I. Introduction
The completed Allen Telescope Array (ATA) is intended to consist of approximately 350 6.1 meter offset Gregorian dishes at the Hat Creek Radio Observatory site in northern California. Given the number of antennas and a very wide field-of-view (2.45° at 21cm wavelength), this array will have an unprecedented amount of flexibility in observing. Several individual users may simultaneously use the array to observe a different part of the sky at an independent frequency, or image the sky at one or more frequencies.
II. Overall Architecture
The ATA has four main conceptual systems:
(1) the antenna collects the radiation from space;
(2) the signal path brings the radiation from the feed (which is located at the antenna focus) back to the user;
(3) the monitor and command systems allow the dishes to be accurately moved, and the signal path controlled. It also monitors the health and status of the array and all of its components;
(4) the site includes the overall antenna configuration, as well as other infrastructure. The ATA will permit remote users to access and use the instrument via a secure Internet connection.
Figure 1 displays the conceptual framework of the ATA and introduces the overall architecture and terminology.
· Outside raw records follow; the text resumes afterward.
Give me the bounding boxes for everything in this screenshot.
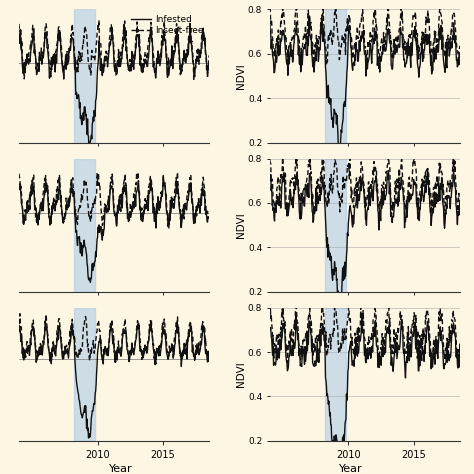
- Bar: [74, 9, 95, 143]
- Bar: [325, 159, 346, 292]
- Bar: [325, 308, 346, 441]
- Bar: [74, 308, 95, 441]
- Text: Year: Year: [339, 464, 363, 474]
- Y-axis label: NDVI: NDVI: [237, 212, 246, 238]
- Y-axis label: NDVI: NDVI: [237, 361, 246, 387]
- Legend: Infested, Insect-free: Infested, Insect-free: [130, 14, 204, 36]
- Y-axis label: NDVI: NDVI: [237, 63, 246, 89]
- Bar: [325, 9, 346, 143]
- Text: Year: Year: [109, 464, 133, 474]
- Bar: [74, 159, 95, 292]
Physically, the ATA consists of many elements (350 when fully built out), which are composed of an antenna and all of the associated mechanical and electrical systems to create the signal path and to monitor and command the array. This build-out number of antennas yields approximately one hectare (10,000 m2) of geometric collecting area. Each element has a pair of analog radio frequency (RF) modulated fiber optic cables for the signal path and additional digital fiber for the monitor and command back to the converter room. The monitor and command fiber is routed directly to the control room, while the analog fiber is processed in the converter and processor rooms before ultimately getting to the user either in the control room or elsewhere via a secure Internet link. In addition, there is an antenna assembly tent for the actual fabrication, and eventually plans for the Myhrvold Development Laboratory, and a visitor's center.
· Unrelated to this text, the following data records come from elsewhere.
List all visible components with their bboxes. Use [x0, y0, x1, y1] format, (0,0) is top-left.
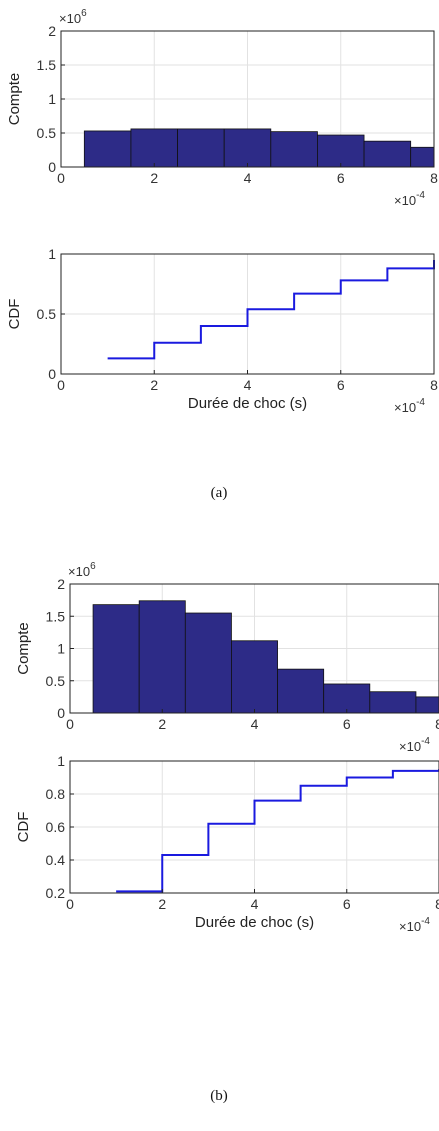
y-axis-label: CDF [15, 812, 32, 843]
x-tick-label: 4 [244, 170, 252, 186]
x-tick-label: 8 [435, 716, 439, 732]
histogram-bar [270, 131, 318, 168]
caption-a: (a) [211, 485, 228, 501]
histogram-bar [415, 696, 439, 714]
x-tick-label: 8 [435, 896, 439, 912]
y-tick-label: 0.2 [46, 885, 66, 901]
y-tick-label: 2 [57, 576, 65, 592]
x-exponent-base: ×10 [394, 193, 416, 208]
y-tick-label: 1.5 [46, 608, 66, 624]
histogram-bar [138, 600, 186, 714]
histogram-bar [231, 640, 278, 714]
y-tick-label: 0.6 [46, 819, 66, 835]
x-exponent-power: -4 [421, 736, 430, 747]
x-exponent-power: -4 [416, 397, 425, 408]
y-tick-label: 0 [48, 366, 56, 382]
x-tick-label: 0 [57, 170, 65, 186]
y-tick-label: 1 [57, 641, 65, 657]
histogram-bar [184, 612, 232, 714]
x-axis-label: Durée de choc (s) [195, 914, 314, 931]
x-tick-label: 8 [430, 377, 438, 393]
x-tick-label: 2 [150, 377, 158, 393]
cdf-step-line [116, 769, 439, 893]
y-tick-label: 1.5 [37, 57, 57, 73]
histogram-bar [410, 146, 435, 168]
x-tick-label: 6 [343, 716, 351, 732]
y-tick-label: 1 [57, 753, 65, 769]
y-tick-label: 0.4 [46, 852, 66, 868]
y-tick-label: 0 [48, 159, 56, 175]
x-tick-label: 4 [244, 377, 252, 393]
x-tick-label: 6 [337, 377, 345, 393]
y-exponent-power: 6 [90, 561, 96, 572]
cdf-step-line [107, 260, 435, 360]
y-tick-label: 1 [48, 246, 56, 262]
y-axis-label: Compte [15, 622, 32, 675]
histogram-bar [323, 683, 371, 714]
y-tick-label: 0.8 [46, 786, 66, 802]
x-exponent-label: ×10-4 [394, 397, 425, 415]
x-tick-label: 4 [251, 716, 259, 732]
x-exponent-label: ×10-4 [394, 190, 425, 208]
x-exponent-base: ×10 [399, 919, 421, 934]
y-tick-label: 0 [57, 705, 65, 721]
y-axis-label: CDF [6, 299, 23, 330]
x-exponent-label: ×10-4 [399, 916, 430, 934]
x-tick-label: 6 [337, 170, 345, 186]
y-axis-label: Compte [6, 73, 23, 126]
y-exponent-label: ×106 [59, 8, 87, 26]
x-exponent-power: -4 [416, 190, 425, 201]
chart-a-bottom: 0 2 4 6 8 0 0.5 1 ×10-4 CDF Durée de choc (s) [6, 246, 438, 415]
histogram-bar [369, 691, 417, 714]
histogram-bar [92, 604, 140, 714]
y-tick-label: 0.5 [37, 125, 57, 141]
chart-b-bottom: 0 2 4 6 8 0.2 0.4 0.6 0.8 1 ×10-4 CDF Durée de choc … [15, 753, 439, 934]
y-tick-label: 0.5 [46, 673, 66, 689]
y-exponent-label: ×106 [68, 561, 96, 579]
histogram-bar [363, 140, 412, 168]
x-tick-label: 4 [251, 896, 259, 912]
x-exponent-power: -4 [421, 916, 430, 927]
histogram-bar [223, 128, 272, 168]
x-axis-label: Durée de choc (s) [188, 395, 307, 412]
y-exponent-base: ×10 [68, 564, 90, 579]
caption-b: (b) [210, 1088, 228, 1104]
histogram-bar [83, 130, 132, 168]
x-tick-label: 2 [158, 896, 166, 912]
y-exponent-base: ×10 [59, 11, 81, 26]
x-exponent-label: ×10-4 [399, 736, 430, 754]
histogram-bar [317, 134, 365, 168]
x-tick-label: 2 [158, 716, 166, 732]
x-exponent-base: ×10 [394, 400, 416, 415]
y-tick-label: 2 [48, 23, 56, 39]
x-tick-label: 0 [66, 896, 74, 912]
x-tick-label: 8 [430, 170, 438, 186]
histogram-bar [130, 128, 178, 168]
y-tick-label: 1 [48, 91, 56, 107]
histogram-bar [277, 668, 325, 714]
x-tick-label: 6 [343, 896, 351, 912]
histogram-bar [177, 128, 225, 168]
x-tick-label: 0 [66, 716, 74, 732]
x-exponent-base: ×10 [399, 739, 421, 754]
y-tick-label: 0.5 [37, 306, 57, 322]
x-tick-label: 0 [57, 377, 65, 393]
x-tick-label: 2 [150, 170, 158, 186]
y-exponent-power: 6 [81, 8, 87, 19]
Note that the elements are units highly integrated in the physical structure of the antenna. All of the major components are present at each element. The appearance of the ATA will be dominated by the large number of such elements.
III. Antenna
The ATA antenna is a 6.1-meter (approximately 20 foot) offset Gregorian antenna, with a 2.4-meter (8 foot) secondary. These reflecting elements were hydroformed from aluminum in a proprietary process under a contract with Andersen Manufacturing, in Idaho Falls, ID. A metal shroud connects the bottom half of the sub-reflector to the bottom of the primary to deflect ground spillover. The inclusion of the shroud is important in achieving lower system temperatures.
IV. Signal Path
Figure 2 shows the signal path from sky to user. Recall that although just two data paths from one antenna are shown, there would be approximately 700 paths in all antennas for a built-out array. The analog fiber links carry both polarizations of the full 500 MHz - 10 GHz bandwidth back to the RF converter, where it is converted to up to four independent 1 GHz wide dual-polarization channels at L-band. It is then digitized and passed through to the processor.
Each of the up-to-four independent tunings is further split into four synthesized beams, which may be steered independently to different parts of the sky. The outputs are sent to either a correlator (which takes all of the signals and makes an image) or one of several phased-array back-ends (PABE’s), or SETI detectors.
V. Monitor and Command
Figure 5 shows a rough schematic of the monitor and command system, a.k.a. MonCom. Recall that although only one element is shown, there are in fact a large number of elements. Standard networking tools are used, making each antenna essentially an “internet appliance.”
VI. Conclusion
The Allen Telescope Array is the first implementation of a large-N, small-D radio telescope. It is a promising candidate for at least a portion of the Square Kilometer Array (SKA).
The ATA is a scalable architecture. It began operation in October 2007 with 42 elements. The rapid increase in computing capability (Moore’s Law) will drive ever-increasing functionality and performance in the digital hardware as the array is built out.